13 novembre 2009 - Ravenna, Cervia, Faenza, Lugo, Cronaca

Giornata mondiale del diabete

Esami e consigli sulla prevenzione nelle piazze della provincia

Il 14 novembre, come ogni anno, si celebra in tutto il mondo la campagna per la prevenzione e la diffusione delle informazioni sul diabete: “Diventiamo più forti con il diabete: una dieta equilibrata e una regolare attività fisica aiutano a prevenire i rischi del diabete”, è lo slogan della manifestazione 2009.

In diverse piazze delle principali città italiane (53 in Emilia Romagna) saranno allestiti dei presidi diabetologici dove medici, infermieri e volontari eseguiranno gratuitamente l’esame della glicemia. Si tratta di un’analisi (una semplice puntura sul dito) e un questionario diagnostico per la rilevazione del rischio diabete. I medici forniranno anche consulenze qualificate sulla malattia e distribuiranno materiale informativo.

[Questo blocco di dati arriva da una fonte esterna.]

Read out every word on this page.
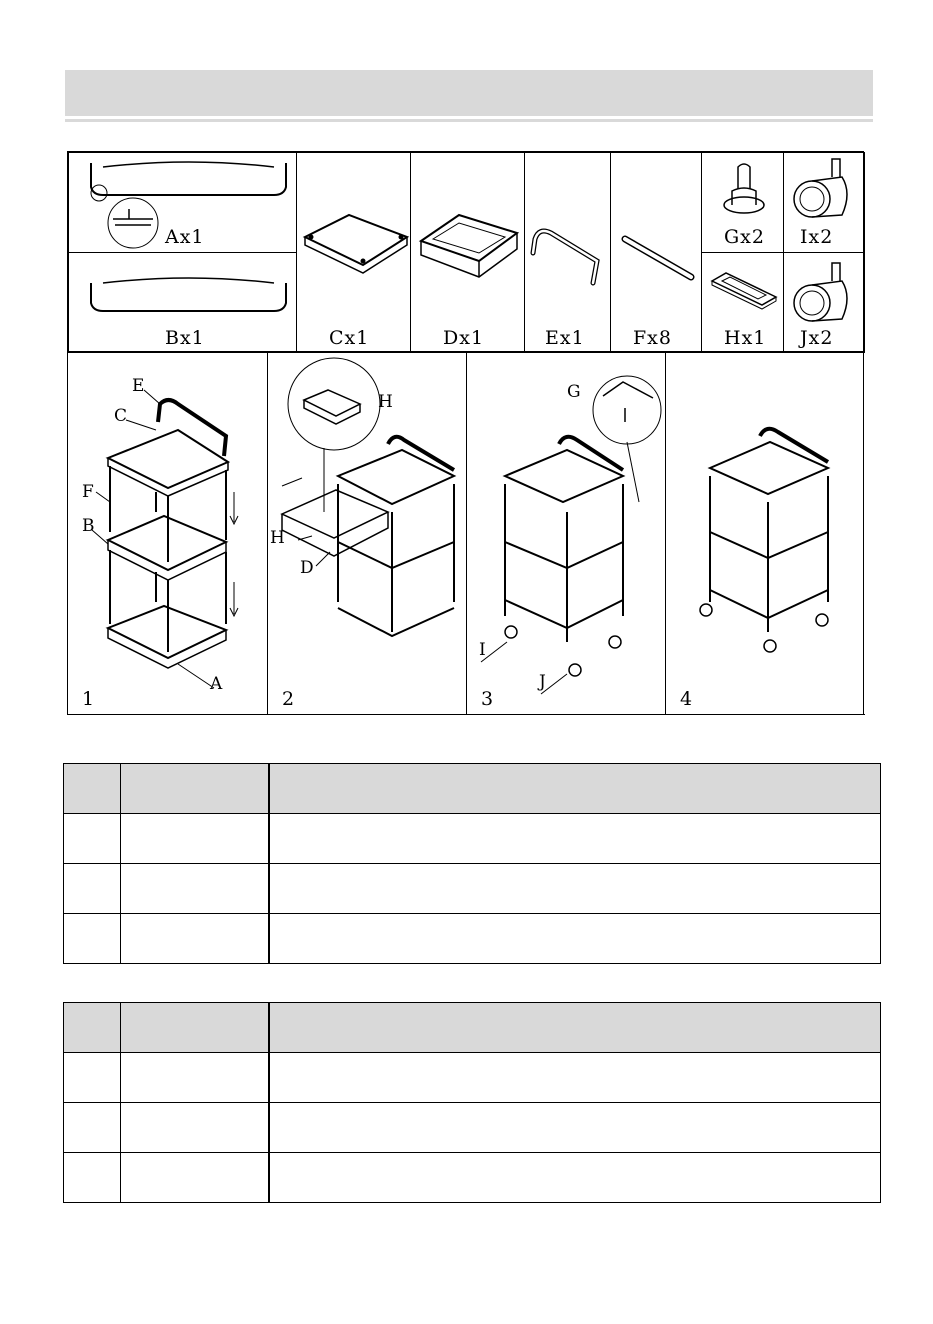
Ax1
Bx1	Cx1	Dx1	Ex1	Fx8
Gx2 Ix2
Hx1 Jx2
E
C
F
B
A
1
H
H
D
2
G
I
J
3	4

Nella provincia di Ravenna, la giornata sarà celebrata, grazie alla collaborazione dell’Associazione dei diabetici, delle Unità operative di Diabetologia dell’Ausl, dei medici dei Club Lions di Bagnacavallo e Valle del Senio, nelle seguenti piazze:

Ravenna: Piazza XX Settembre
sabato 14 novembre, dalle 9 alle 12.30 e dalle 15 alle 18
domenica 15 novembre dalle 9 alle 12.30
 
Lugo: Largo della Repubblica
sabato 14 novembre dalle 8.30 alle 12.30
 
Faenza: Piazza del Popolo
domenica 15 novembre dalle 9 alle 13 e dalle 15 alle 17

Bagnacavallo: Piazza della Libertà,
domenica 15 novembre dalle 9 alle 11

Casola Valsenio:Piazza Municipio
domenica 8 novembre dalle 9.30 alle 13

Bagnara: Piazza Marconi
domenica 15 novembre dalle 8.30 alle 13

In tutto il mondo sono circa 230 milioni le persone malate di diabete, un numero che è destinato a crescere in modo esponenziale nei prossimi anni, soprattutto fra la popolazione con oltre 40 anni. In Italia sono 3 milioni ed almeno altrettante ne soffrono o stanno per soffrirne senza saperlo. Infatti, è possibile essere diabetici per anni senza accorgersene perché una glicemia alta può non manifestare sintomi evidenti, non dare né dolori né disturbi, mentre gli zuccheri alti danneggiano i reni, gli occhi, le arterie, i nervi, il cuore. Bisogna, perciò, prevenire e curare il diabete: tenere sotto controllo il tasso glicemico, adottare un corretto stile di vita o agire con semplici interventi farmacologici.
Il 2007 e il 2008 sono stati identificati, a livello internazionale, come gli anni del bambino e dell’adolescente con il diabete.
Il diabete, per più del 90% dei casi interessa la popolazione adulta e si associa al sovrappeso e all’obesità, cosiddetto diabete tipo 2, controllabile con dieta, attività fisica e ipoglicemizzanti orali, mentre la restante parte, che necessita di insulina, cosiddetto diabete tipo 1, riguarda i bambini, gli adolescenti o anche gli adulti.
Ogni anno circa 7 su 100.000 bambini diventano diabetici tipo 1, in alcune regioni come la Sardegna il numero sale a 30 su 100.000.